Al mattino, quando appena sveglio, andavo alla spiaggia, distante poche centinaia di passi dalla nostra "casa di mare" dove trascorrevamo l'estate, i miei marinai erano già tornati, avevano già sbarcato i pesci, stavano già sciacquando le reti in acqua. Mariano era sempre lì, a dare ordini al suo equipaggio ed a lavorare, lui il capobarca, più di tutti.

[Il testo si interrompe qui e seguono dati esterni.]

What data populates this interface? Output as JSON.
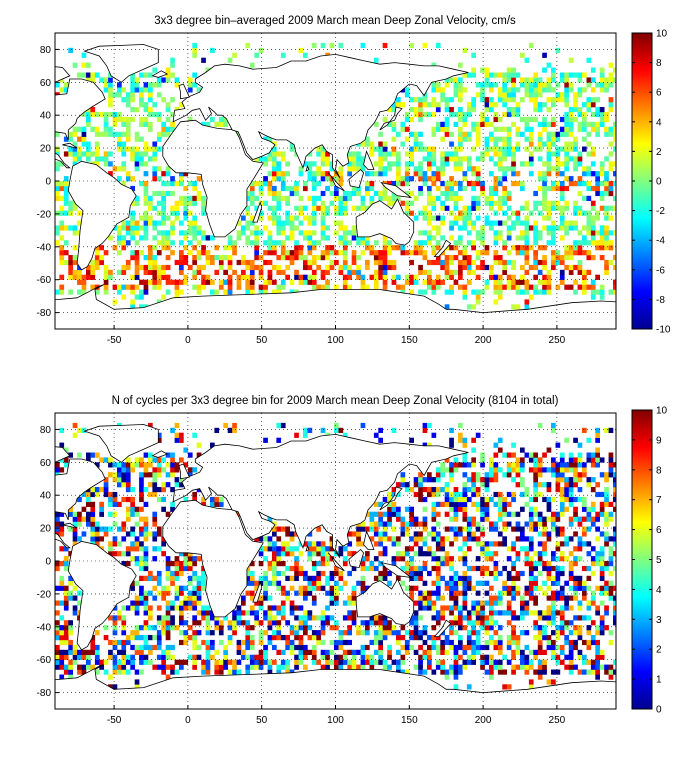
{
  "chart_data": [
    {
      "type": "heatmap",
      "title": "3x3 degree bin–averaged 2009 March mean Deep Zonal Velocity, cm/s",
      "xlabel": "",
      "ylabel": "",
      "xlim": [
        -90,
        290
      ],
      "ylim": [
        -90,
        90
      ],
      "xticks": [
        -50,
        0,
        50,
        100,
        150,
        200,
        250
      ],
      "yticks": [
        80,
        60,
        40,
        20,
        0,
        -20,
        -40,
        -60,
        -80
      ],
      "grid": true,
      "bin_size_deg": 3,
      "colorbar": {
        "min": -10,
        "max": 10,
        "ticks": [
          10,
          8,
          6,
          4,
          2,
          0,
          -2,
          -4,
          -6,
          -8,
          -10
        ],
        "colormap": "jet"
      }
    },
    {
      "type": "heatmap",
      "title": "N of cycles per 3x3 degree bin for 2009 March mean Deep Zonal Velocity (8104 in total)",
      "xlabel": "",
      "ylabel": "",
      "xlim": [
        -90,
        290
      ],
      "ylim": [
        -90,
        90
      ],
      "xticks": [
        -50,
        0,
        50,
        100,
        150,
        200,
        250
      ],
      "yticks": [
        80,
        60,
        40,
        20,
        0,
        -20,
        -40,
        -60,
        -80
      ],
      "grid": true,
      "bin_size_deg": 3,
      "total_cycles": 8104,
      "colorbar": {
        "min": 0,
        "max": 10,
        "ticks": [
          10,
          9,
          8,
          7,
          6,
          5,
          4,
          3,
          2,
          1,
          0
        ],
        "colormap": "jet"
      }
    }
  ]
}
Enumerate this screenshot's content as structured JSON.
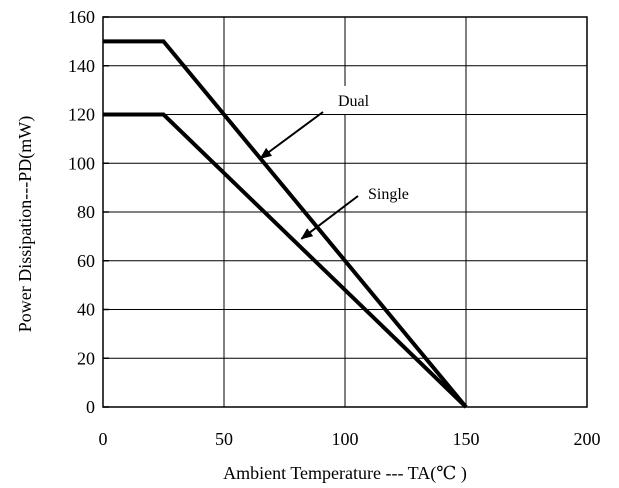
{
  "chart_data": {
    "type": "line",
    "title": "",
    "xlabel": "Ambient Temperature --- TA(℃ )",
    "ylabel": "Power Dissipation---PD(mW)",
    "xlim": [
      0,
      200
    ],
    "ylim": [
      0,
      160
    ],
    "xticks": [
      0,
      50,
      100,
      150,
      200
    ],
    "yticks": [
      0,
      20,
      40,
      60,
      80,
      100,
      120,
      140,
      160
    ],
    "grid": true,
    "legend": "none",
    "series": [
      {
        "name": "Dual",
        "x": [
          0,
          25,
          150
        ],
        "y": [
          150,
          150,
          0
        ]
      },
      {
        "name": "Single",
        "x": [
          0,
          25,
          150
        ],
        "y": [
          120,
          120,
          0
        ]
      }
    ],
    "annotations": [
      {
        "text": "Dual",
        "series": "Dual",
        "arrow_to": [
          65,
          102
        ]
      },
      {
        "text": "Single",
        "series": "Single",
        "arrow_to": [
          82,
          69
        ]
      }
    ]
  }
}
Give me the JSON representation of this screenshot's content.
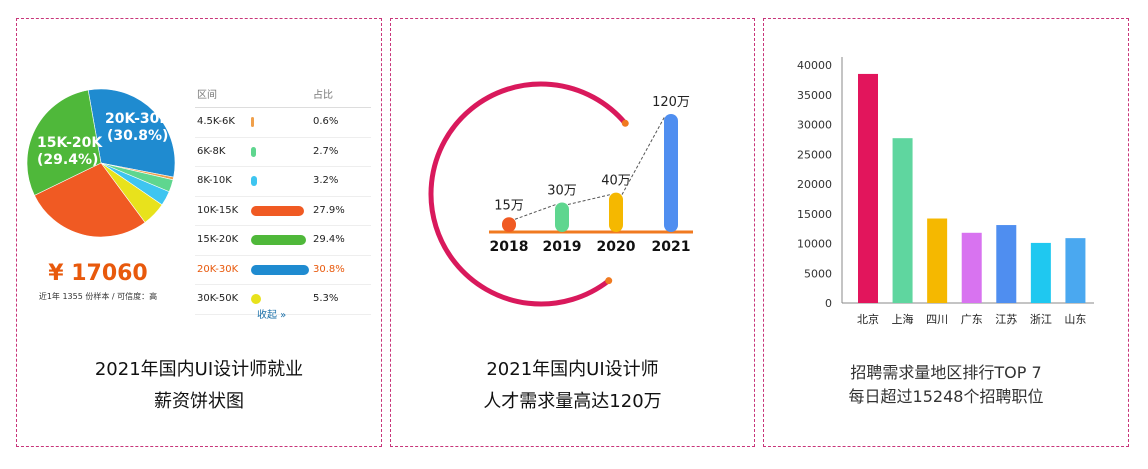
{
  "panel1": {
    "table_header": {
      "range": "区间",
      "ratio": "占比"
    },
    "salary": "¥ 17060",
    "salary_note": "近1年 1355 份样本 / 可信度：高",
    "more": "收起 »",
    "caption_line1": "2021年国内UI设计师就业",
    "caption_line2": "薪资饼状图",
    "pie_labels": {
      "a": "20K-30K",
      "a_pct": "(30.8%)",
      "b": "15K-20K",
      "b_pct": "(29.4%)"
    },
    "colors": {
      "accent": "#e8590c"
    }
  },
  "panel2": {
    "caption_line1": "2021年国内UI设计师",
    "caption_line2": "人才需求量高达120万"
  },
  "panel3": {
    "caption_line1": "招聘需求量地区排行TOP 7",
    "caption_line2": "每日超过15248个招聘职位"
  },
  "chart_data": [
    {
      "type": "pie",
      "categories": [
        "4.5K-6K",
        "6K-8K",
        "8K-10K",
        "10K-15K",
        "15K-20K",
        "20K-30K",
        "30K-50K"
      ],
      "values": [
        0.6,
        2.7,
        3.2,
        27.9,
        29.4,
        30.8,
        5.3
      ],
      "labels": [
        "0.6%",
        "2.7%",
        "3.2%",
        "27.9%",
        "29.4%",
        "30.8%",
        "5.3%"
      ],
      "colors": [
        "#f0a04b",
        "#5fd68f",
        "#3ec5f0",
        "#f05a23",
        "#4fb83a",
        "#1f8bd0",
        "#e8e21c"
      ]
    },
    {
      "type": "bar",
      "categories": [
        "2018",
        "2019",
        "2020",
        "2021"
      ],
      "values": [
        15,
        30,
        40,
        120
      ],
      "labels": [
        "15万",
        "30万",
        "40万",
        "120万"
      ],
      "colors": [
        "#f05a23",
        "#5fd68f",
        "#f5b800",
        "#4f8ef0"
      ]
    },
    {
      "type": "bar",
      "categories": [
        "北京",
        "上海",
        "四川",
        "广东",
        "江苏",
        "浙江",
        "山东"
      ],
      "values": [
        38500,
        27700,
        14200,
        11800,
        13100,
        10100,
        10900
      ],
      "ylim": [
        0,
        40000
      ],
      "yticks": [
        "0",
        "5000",
        "10000",
        "15000",
        "20000",
        "25000",
        "30000",
        "35000",
        "40000"
      ],
      "colors": [
        "#e2155c",
        "#5fd69f",
        "#f5b800",
        "#d873f0",
        "#4f8ef0",
        "#1fc8f0",
        "#4aa8f0"
      ]
    }
  ]
}
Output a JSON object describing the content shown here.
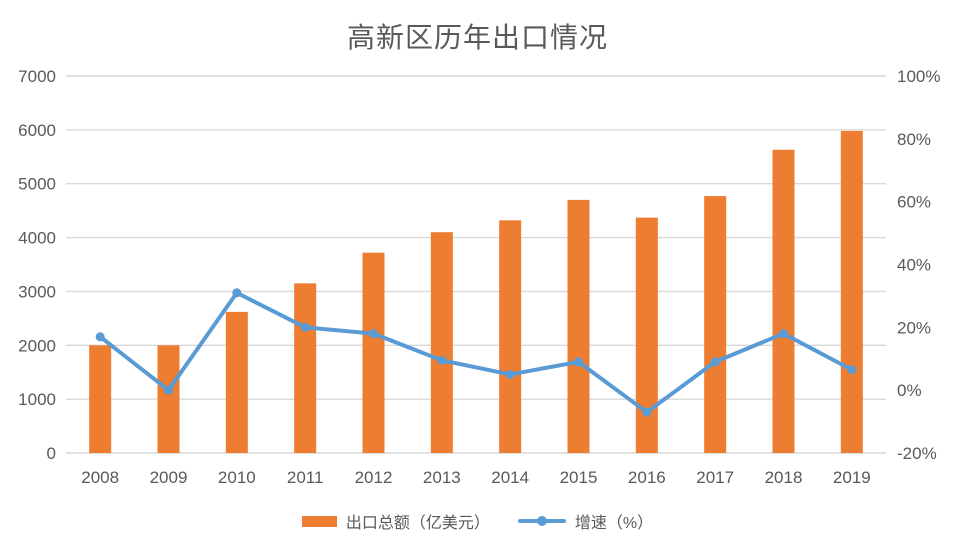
{
  "chart_data": {
    "type": "combo",
    "title": "高新区历年出口情况",
    "categories": [
      "2008",
      "2009",
      "2010",
      "2011",
      "2012",
      "2013",
      "2014",
      "2015",
      "2016",
      "2017",
      "2018",
      "2019"
    ],
    "series": [
      {
        "name": "出口总额（亿美元）",
        "type": "bar",
        "axis": "left",
        "color": "#ED7D31",
        "values": [
          2000,
          2000,
          2620,
          3150,
          3720,
          4100,
          4320,
          4700,
          4370,
          4770,
          5630,
          5980
        ]
      },
      {
        "name": "增速（%）",
        "type": "line",
        "axis": "right",
        "color": "#5B9BD5",
        "values": [
          17,
          0,
          31,
          20,
          18,
          9.5,
          5,
          9,
          -7,
          9,
          18,
          6.5
        ]
      }
    ],
    "left_axis": {
      "min": 0,
      "max": 7000,
      "step": 1000,
      "tick_labels": [
        "0",
        "1000",
        "2000",
        "3000",
        "4000",
        "5000",
        "6000",
        "7000"
      ]
    },
    "right_axis": {
      "min": -20,
      "max": 100,
      "step": 20,
      "tick_labels": [
        "-20%",
        "0%",
        "20%",
        "40%",
        "60%",
        "80%",
        "100%"
      ]
    },
    "grid": true,
    "legend_position": "bottom"
  },
  "colors": {
    "bar": "#ED7D31",
    "line": "#5B9BD5",
    "grid": "#D9D9D9",
    "axis_text": "#595959",
    "title_text": "#595959",
    "background": "#FFFFFF"
  }
}
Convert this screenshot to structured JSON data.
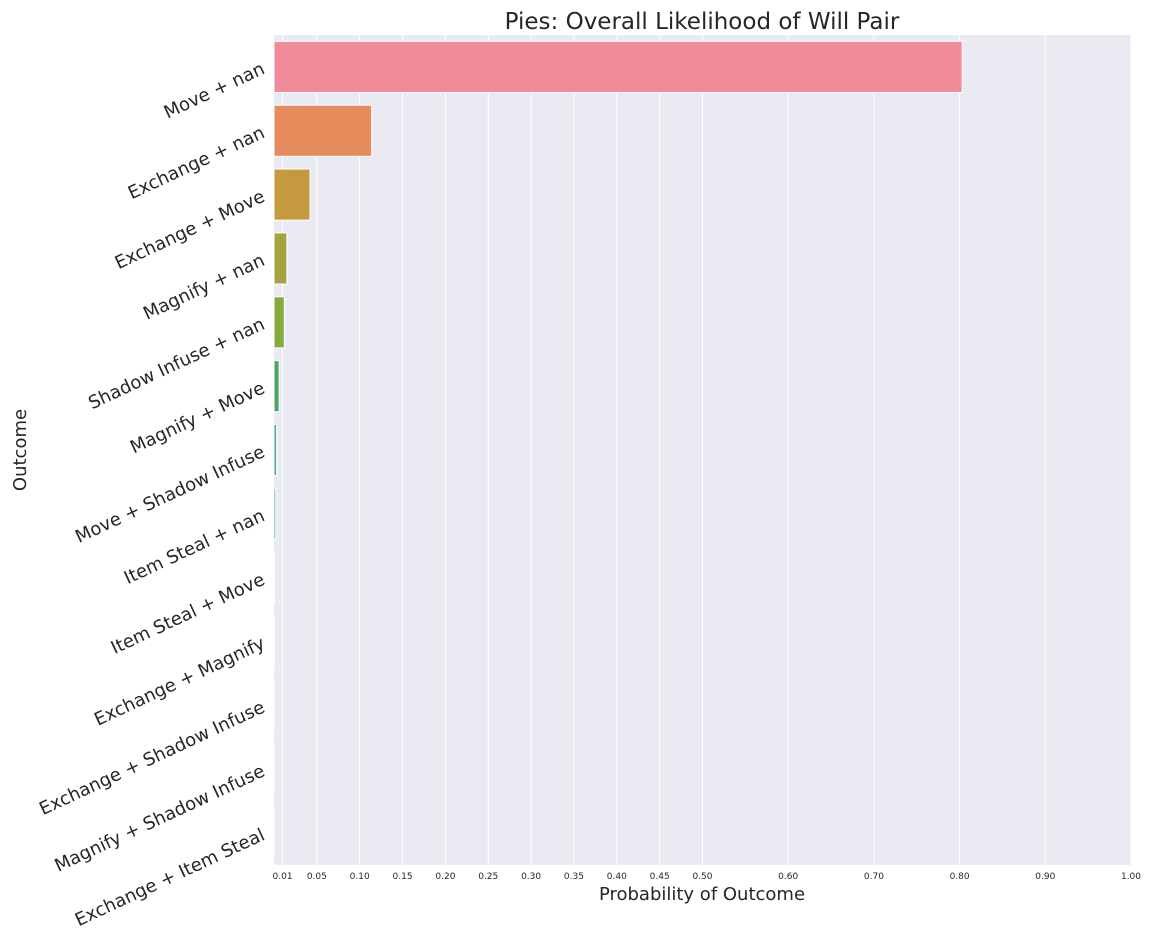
{
  "chart_data": {
    "type": "bar",
    "orientation": "horizontal",
    "title": "Pies: Overall Likelihood of Will Pair",
    "xlabel": "Probability of Outcome",
    "ylabel": "Outcome",
    "xlim": [
      0,
      1.0
    ],
    "x_ticks": [
      0.01,
      0.05,
      0.1,
      0.15,
      0.2,
      0.25,
      0.3,
      0.35,
      0.4,
      0.45,
      0.5,
      0.6,
      0.7,
      0.8,
      0.9,
      1.0
    ],
    "x_tick_labels": [
      "0.01",
      "0.05",
      "0.10",
      "0.15",
      "0.20",
      "0.25",
      "0.30",
      "0.35",
      "0.40",
      "0.45",
      "0.50",
      "0.60",
      "0.70",
      "0.80",
      "0.90",
      "1.00"
    ],
    "grid": true,
    "categories": [
      "Move + nan",
      "Exchange + nan",
      "Exchange + Move",
      "Magnify + nan",
      "Shadow Infuse + nan",
      "Magnify + Move",
      "Move + Shadow Infuse",
      "Item Steal + nan",
      "Item Steal + Move",
      "Exchange + Magnify",
      "Exchange + Shadow Infuse",
      "Magnify + Shadow Infuse",
      "Exchange + Item Steal"
    ],
    "values": [
      0.803,
      0.114,
      0.042,
      0.015,
      0.012,
      0.006,
      0.003,
      0.002,
      0.0005,
      0.0003,
      0.0002,
      0.0001,
      0.0001
    ],
    "colors": [
      "#f08b9a",
      "#e68c5c",
      "#c59a3f",
      "#a8a140",
      "#86aa3e",
      "#48a862",
      "#44a88c",
      "#45a9a5",
      "#48aac4",
      "#5ab0e6",
      "#a7a7ea",
      "#d08eea",
      "#ef85c9"
    ]
  }
}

Ma quando dormivano, quando mai riposavano - mi chiedevo con ammirazione - quando si fermavano, i miei pescatori di "menaica"?
Nello Tambasco
I PESCATORI DI MENAICA
PRIMA CHE IL SOLE TRAMONTI
SUL MARE ANCOR MOSSO DAL VENTO,
E IL RAGGIO VERMIGLIO, A PONENTE, DISEGNI IL NETTO ORIZZONTE,
LA SPIAGGIA OPEROSA SI DESTA PERCORSA DA EROI PAZIENTI, CHE, GRAVI DI PEZZI DI RETI, DI PIOMBI, DI LUMI, SPASELLE, SI IMBARCA IN ORDINE SPARSO, CIASCUNO SULL"ARMO CHE E' SUO.
LESTE LE BARCHE SULL'ONDA CHETA, AL RIPARO DAL VENTO,
TRA POCO USCIRANNO DA QUESTA SCOGLIERA, CHE IO GUARDO DALL'ALTO.
E' LA PESCA ANTICA E GLORIOSA
CHE HA NOME, IN CILENTO, "MENAICA". A FORZA DI REMI, SALPATE,
LE BARCHE ORA ARMAN LA VELA.
OH VELA LATINA, CHE IL "CARO" GOVERNA DA P.RORA, E LA SCOTTA, DA POPPA, CON BRACCIA SICURE!
ROTTA OVE IL SOLE TRAMONTA.
SON DIECI, SON VENTI, SON TRENTA LE "MENAICHE", CHE VANNO LA' DOVE LE ALICI LUCENTI, " A CORSO"
O COL LUME, AL LORO DESTINO
VERRANNO.
RIVEDO I MIEI PESCATORI
NEGLI OCCHI DI ATTENTO FANCIULLO. RISENTO GLI ODORI DEL SALE
CHE, BIANCO CUSTODE, RIEMPIE
TREZZAROLE" DI ALICI CERCATE, PESCATE, "SCAPATE", DISSANGUATE.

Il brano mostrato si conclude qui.